1 Paolo, le cui vicende sono raccontate diffusamente negli Atti degli apostoli, si convertì alla nuova fede in Gesù di Nazareth pochi anni dopo la morte di quest’ultimo, nei primi anni 30 del sec. I. Scrisse diverse lettere alle comunità da lui fondate; delle tredici a lui tradizionalmente attribuite ed entrate a far parte del corpus neotestamentario, soltanto sette sono considerate autentiche dai critici; queste sette lettere possono essere assegnate con buona verosimiglianza al periodo che va dal 50 al 57 ca. Paolo morirà di morte violenta a Roma sotto Nerone (54-68), dopo alcuni anni di prigionia. Per una prima informazione critica su Paolo e i suoi scritti, si può vedere R. Penna, Paolo di Tarso. Un cristianesimo possibile, Cinisello Balsamo, San Paolo, 20095. Per una introduzione ai singoli scritti entrati a far parte del canone delle Scritture cristiane si possono consultare i manuali di «Introduzione al Nuovo Testamento»; tra i numerosi disponibili in lingua italiana segnalo, tra i più recenti, D. Marguerat (a cura di), Introduzione al Nuovo Testamento, Torino, Claudiana, 2004.

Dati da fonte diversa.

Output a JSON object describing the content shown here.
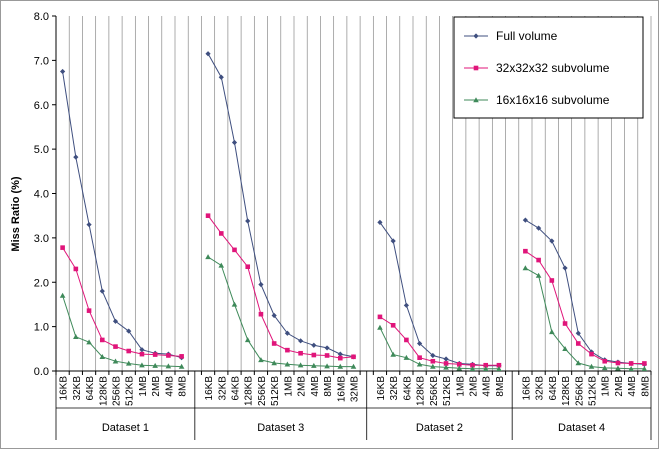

2 Così, ad esempio, quando in Mt 27,63 si dice che Gesù, quando era ancora in vita, avrebbe affermato: «Dopo tre giorni risorgerò», significa che aveva previsto di risorgere il terzo giorno a partire dal giorno della sua morte; per questo i sommi sacerdoti e i farisei chiedono a Pilato che la tomba di Gesù sia custodita fino al terzo giorno (a partire dal venerdì), vale a dire fino alla domenica successiva, per impedire che il corpo possa essere trafugato.

3 Fin dal primo versetto della Lettera ai Galati Paolo, con toni aspri e polemici, rivendica la propria apostolicità: «Paolo, apostolo non da uomini né in virtù di un uomo, ma in virtù di Gesù Cristo e di Dio Padre, che lo ha risvegliato dai morti» (Gal 1,1).